To allow a user to sign in with ~/.ssh/id_ed25519.pub, sign the SSH public key with the CA:

bash
username="alice" # can be a comma-separated list of usernames
hostname="laptop.example.com" # just to label the certificate
pubkey="$HOME/.ssh/id_ed25519.pub"
ssh-keygen -D /path/to/opensc-pkcs11.so -s ssh-ca.pub -I "$username@$hostname" -n "$username" -V +52w "$pubkey"

By default, the certificate is valid for the username specified (and a comma-separated list of usernames is also supported). Optionally, set -V to change the expiration time.

This will create ~/.ssh/id_ed25519-cert.pub which should be placed next to the private key. It might be necessary to update the ssh-agent using ssh-add ~/.ssh/id_ed25519 to pick up the new certificate:

bash
ssh-add ~/.ssh/id_ed25519
ssh-add -l
# Look for one ending in `-CERT`
# 256 SHA256:AbCdEfGhIjKlMnOpQrStUvWxYzAbCdEfGhIjKlMnOpQ alice@local (ED25519)
# 256 SHA256:AbCdEfGhIjKlMnOpQrStUvWxYzAbCdEfGhIjKlMnOpQ alice@local (ED25519-CERT)

Taking this further

I like the simplicity of these scripts and that clients don’t need any additional tooling beyond OpenSSH. I think it’s a good improvement over traditional SSH key management but there are a few gaps: certificate rotation and management.

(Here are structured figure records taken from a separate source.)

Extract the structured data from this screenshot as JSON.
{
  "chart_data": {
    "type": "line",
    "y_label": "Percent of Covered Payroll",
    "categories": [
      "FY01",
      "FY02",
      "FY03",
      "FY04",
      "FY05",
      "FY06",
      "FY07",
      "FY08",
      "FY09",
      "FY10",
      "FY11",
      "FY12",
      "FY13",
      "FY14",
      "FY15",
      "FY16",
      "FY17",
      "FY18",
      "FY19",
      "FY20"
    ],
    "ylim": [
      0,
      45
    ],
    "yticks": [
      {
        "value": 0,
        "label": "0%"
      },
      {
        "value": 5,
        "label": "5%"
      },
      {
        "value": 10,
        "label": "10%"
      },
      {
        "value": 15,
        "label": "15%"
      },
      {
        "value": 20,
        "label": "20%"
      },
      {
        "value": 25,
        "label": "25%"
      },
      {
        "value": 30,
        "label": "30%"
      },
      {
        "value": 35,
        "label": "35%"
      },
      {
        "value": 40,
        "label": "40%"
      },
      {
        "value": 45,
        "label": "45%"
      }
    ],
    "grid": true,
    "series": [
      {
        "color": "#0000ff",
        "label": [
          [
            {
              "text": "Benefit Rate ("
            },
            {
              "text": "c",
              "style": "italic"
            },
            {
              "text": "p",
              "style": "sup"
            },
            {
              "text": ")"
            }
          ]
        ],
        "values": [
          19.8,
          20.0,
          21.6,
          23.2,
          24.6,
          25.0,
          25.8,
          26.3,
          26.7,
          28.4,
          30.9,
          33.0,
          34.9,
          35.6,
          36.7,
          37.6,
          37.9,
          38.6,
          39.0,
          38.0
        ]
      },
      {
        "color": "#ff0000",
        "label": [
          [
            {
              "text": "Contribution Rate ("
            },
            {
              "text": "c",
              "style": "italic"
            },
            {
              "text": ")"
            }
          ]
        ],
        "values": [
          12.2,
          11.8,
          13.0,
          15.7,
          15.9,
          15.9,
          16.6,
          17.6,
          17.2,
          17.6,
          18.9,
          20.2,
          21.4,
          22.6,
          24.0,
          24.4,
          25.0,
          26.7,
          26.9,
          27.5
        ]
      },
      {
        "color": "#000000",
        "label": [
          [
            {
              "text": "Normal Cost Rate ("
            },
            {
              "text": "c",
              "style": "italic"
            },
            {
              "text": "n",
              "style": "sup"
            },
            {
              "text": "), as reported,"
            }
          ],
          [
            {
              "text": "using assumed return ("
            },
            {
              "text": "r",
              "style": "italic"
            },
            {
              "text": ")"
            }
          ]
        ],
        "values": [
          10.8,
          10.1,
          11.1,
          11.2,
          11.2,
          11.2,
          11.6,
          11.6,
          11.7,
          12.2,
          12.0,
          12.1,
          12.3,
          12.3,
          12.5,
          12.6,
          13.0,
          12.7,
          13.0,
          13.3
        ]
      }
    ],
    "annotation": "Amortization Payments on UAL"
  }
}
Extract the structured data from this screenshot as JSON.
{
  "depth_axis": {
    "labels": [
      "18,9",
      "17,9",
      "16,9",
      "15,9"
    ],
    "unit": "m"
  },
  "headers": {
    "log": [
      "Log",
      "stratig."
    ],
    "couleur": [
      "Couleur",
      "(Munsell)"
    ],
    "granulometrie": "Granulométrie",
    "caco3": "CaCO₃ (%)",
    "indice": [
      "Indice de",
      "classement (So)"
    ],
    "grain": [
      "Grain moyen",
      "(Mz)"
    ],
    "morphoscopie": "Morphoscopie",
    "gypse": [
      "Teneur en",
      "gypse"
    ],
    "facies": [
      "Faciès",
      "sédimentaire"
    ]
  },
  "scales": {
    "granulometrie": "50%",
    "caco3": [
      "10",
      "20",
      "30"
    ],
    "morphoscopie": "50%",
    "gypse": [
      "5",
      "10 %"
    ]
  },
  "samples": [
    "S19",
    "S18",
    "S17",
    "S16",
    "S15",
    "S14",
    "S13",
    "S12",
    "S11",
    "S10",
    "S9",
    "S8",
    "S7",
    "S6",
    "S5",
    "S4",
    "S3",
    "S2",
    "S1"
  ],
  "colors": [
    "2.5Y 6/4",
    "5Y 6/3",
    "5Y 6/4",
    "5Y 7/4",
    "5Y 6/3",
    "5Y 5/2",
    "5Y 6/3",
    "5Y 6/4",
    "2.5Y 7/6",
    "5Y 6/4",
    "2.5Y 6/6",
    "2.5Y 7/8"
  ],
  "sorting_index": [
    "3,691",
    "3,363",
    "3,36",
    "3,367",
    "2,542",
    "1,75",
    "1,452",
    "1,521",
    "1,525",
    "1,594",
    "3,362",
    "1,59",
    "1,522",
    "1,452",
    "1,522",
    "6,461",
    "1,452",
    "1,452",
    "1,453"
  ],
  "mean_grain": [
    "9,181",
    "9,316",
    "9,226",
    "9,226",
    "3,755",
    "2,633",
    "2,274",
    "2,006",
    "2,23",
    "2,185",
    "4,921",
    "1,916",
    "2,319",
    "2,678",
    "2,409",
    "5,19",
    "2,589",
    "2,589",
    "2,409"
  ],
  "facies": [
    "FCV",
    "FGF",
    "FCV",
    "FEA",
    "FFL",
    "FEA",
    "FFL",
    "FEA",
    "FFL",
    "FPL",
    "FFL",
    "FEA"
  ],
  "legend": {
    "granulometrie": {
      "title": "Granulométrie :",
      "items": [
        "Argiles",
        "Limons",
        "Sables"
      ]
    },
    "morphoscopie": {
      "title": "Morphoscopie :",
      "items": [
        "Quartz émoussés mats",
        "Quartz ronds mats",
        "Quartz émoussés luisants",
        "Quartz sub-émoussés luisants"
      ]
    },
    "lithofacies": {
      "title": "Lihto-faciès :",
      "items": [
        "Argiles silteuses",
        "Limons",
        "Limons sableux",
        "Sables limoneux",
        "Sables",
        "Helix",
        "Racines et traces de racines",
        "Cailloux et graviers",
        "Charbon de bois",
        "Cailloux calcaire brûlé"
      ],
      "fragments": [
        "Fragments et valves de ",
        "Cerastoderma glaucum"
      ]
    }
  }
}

In the event of a key compromise you need to revoke the certificates for that key somehow. Rather than maintaining a revocation list or rotating the CA, the best approach is short-lived certificates that will expire automatically. But for this the keys will expire so often that you’ll need some kind of just-in-time signing service. My understanding is that this is what smallstep SSH does but it requires additional tooling on the client side.

Certificates will also expire according to whatever date you set, so you will need some way to track upcoming expirations and rotate them ahead of time. At a small scale, this can be done manually but a larger system will need more tooling and automation around this process.